Whatever information warp is being driven by the rumour mill, the organisations that negotiate the takeover process the best are those that talk to their people. Tell people as much as you can as soon as you can. Even if you can't give specifics, make your people feel as valued as your media commentators.
HOW AMERSHAM KEPT ITS STAFF IN THE PICTURE
Last October, diagnostic imaging and life sciences specialist Amersham became the subject of a takeover bid by the former GE Medical Systems (GEMS). This deal eventually completed for £5.7bn in April, creating the new company GE Healthcare.
As Amersham was a complementary business to US firm GEMS, staff in the UK had few worries. But there were concerns that the company's close-knit spirit would be swallowed up by the might of GE's global corporate culture.

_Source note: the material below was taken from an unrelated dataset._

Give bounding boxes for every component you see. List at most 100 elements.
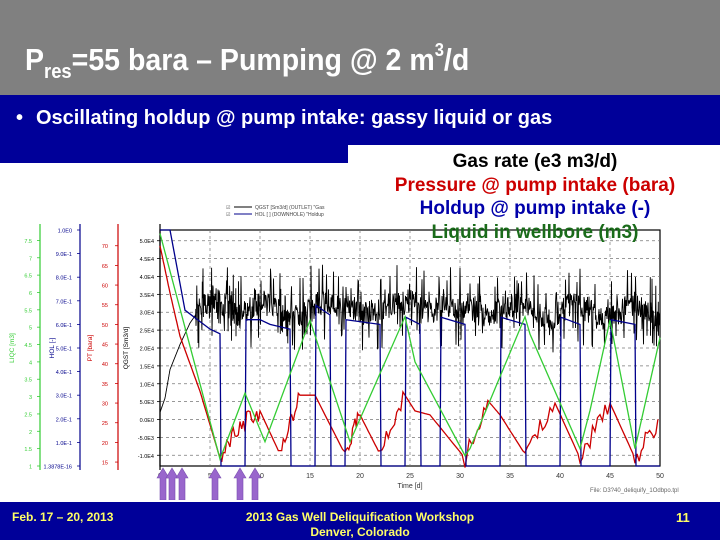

'Amersham was very family-oriented and its 10,000 employees felt very committed to the company,' explains executive vice-president global communications of GE Healthcare Pam Wickham. 'It was a question of identifying the large areas of commonality and overlap between cultures.'
During the regulatory period, employee communications were kept low-key, but both Amersham president and CEO Bill Castell and his opposite number at GEMS, Joe Hogan, regularly shared progress on the deal with staff.

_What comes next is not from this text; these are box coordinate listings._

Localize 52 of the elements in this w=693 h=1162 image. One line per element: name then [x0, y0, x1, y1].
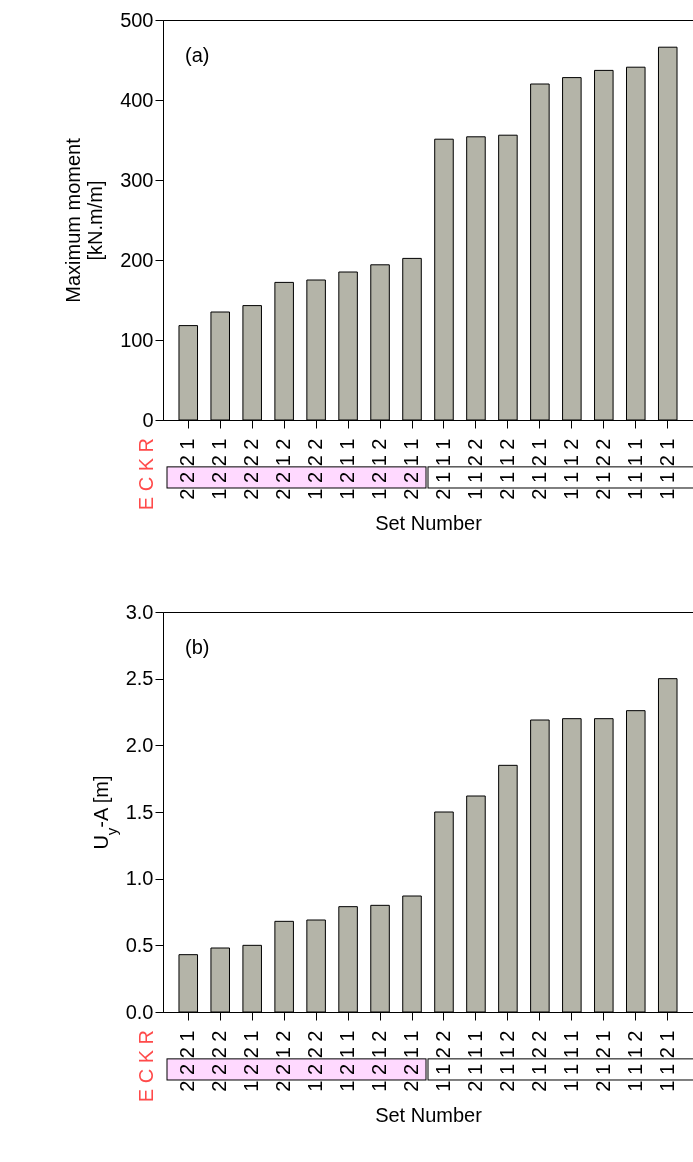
y-axis-title: Maximum moment [kN.m/m]	[62, 137, 107, 303]
x-tick-label: 2 2 1 2	[272, 438, 295, 500]
x-tick-label: 2 1 2 1	[591, 1030, 614, 1092]
x-tick-label: 2 1 1 2	[495, 1030, 518, 1092]
x-tick-label: 1 2 1 1	[336, 438, 359, 500]
x-tick-label: 1 1 2 2	[463, 438, 486, 500]
y-tick-label: 3.0	[125, 600, 154, 623]
x-tick-label: 1 2 1 1	[336, 1030, 359, 1092]
x-tick-label: 1 1 1 1	[559, 1030, 582, 1092]
x-tick-label: 2 2 2 2	[240, 438, 263, 500]
x-tick-label: 2 2 1 1	[400, 438, 423, 500]
x-tick-label: 1 2 2 1	[208, 438, 231, 500]
x-tick-label: 1 2 2 2	[304, 438, 327, 500]
x-tick-label: 1 1 1 2	[559, 438, 582, 500]
y-tick-label: 500	[120, 8, 154, 31]
text: E C K R	[135, 438, 157, 511]
x-tick-label: 1 1 2 1	[655, 1030, 678, 1092]
annotation: (a)	[185, 44, 210, 66]
text: E C K R	[135, 1030, 157, 1103]
x-tick-label: 2 1 1 1	[463, 1030, 486, 1092]
y-tick-label: 0	[142, 408, 154, 431]
x-tick-label: 1 2 1 2	[368, 438, 391, 500]
y-tick-label: 300	[120, 168, 154, 191]
x-tick-label: 1 1 2 1	[655, 438, 678, 500]
y-tick-label: 0.5	[125, 933, 154, 956]
x-tick-label: 2 1 1 1	[431, 438, 454, 500]
x-tick-label: 2 1 2 2	[591, 438, 614, 500]
x-tick-label: 2 1 2 1	[527, 438, 550, 500]
y-tick-label: 1.0	[125, 867, 154, 890]
x-tick-label: 1 2 1 2	[368, 1030, 391, 1092]
y-tick-label: 200	[120, 248, 154, 271]
y-tick-label: 400	[120, 88, 154, 111]
x-tick-label: 2 2 1 2	[272, 1030, 295, 1092]
annotation: (b)	[185, 636, 210, 658]
y-tick-label: 2.5	[125, 667, 154, 690]
x-tick-label: 2 1 1 2	[495, 438, 518, 500]
x-tick-label: 2 2 2 2	[208, 1030, 231, 1092]
y-tick-label: 0.0	[125, 1000, 154, 1023]
x-tick-label: 1 1 1 2	[623, 1030, 646, 1092]
x-axis-title: Set Number	[375, 1103, 483, 1126]
x-tick-label: 1 2 2 2	[304, 1030, 327, 1092]
y-tick-label: 2.0	[125, 733, 154, 756]
x-tick-label: 2 2 2 1	[176, 438, 199, 500]
x-tick-label: 1 2 2 1	[240, 1030, 263, 1092]
x-tick-label: 2 2 2 1	[176, 1030, 199, 1092]
y-tick-label: 1.5	[125, 800, 154, 823]
x-tick-label: 2 2 1 1	[400, 1030, 423, 1092]
x-tick-label: 2 1 2 2	[527, 1030, 550, 1092]
x-tick-label: 1 1 1 1	[623, 438, 646, 500]
x-tick-label: 1 1 2 2	[431, 1030, 454, 1092]
y-tick-label: 100	[120, 328, 154, 351]
x-axis-title: Set Number	[375, 511, 483, 534]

In January, the strategy changed to focus on education and awareness.
Once the deal closed on 9 April, the internal communications team created a global celebration day and an employee launch of the new GE Healthcare business. UK staff took part in a global Q&A session, broadcast live from GEMS' former HQ in Wisconsin, involving Castell, the president and CEO of GE Healthcare.
As the final phase of integrating the two businesses goes on, Wickham says staff surveys have found that former Amersham employees feel the internal communications were engaging and provided the information they needed, helping them learn about the new GE business units.
'That Amersham staff retained their leadership and autonomy, and worked on the same projects as before, also had a huge impact,' she adds.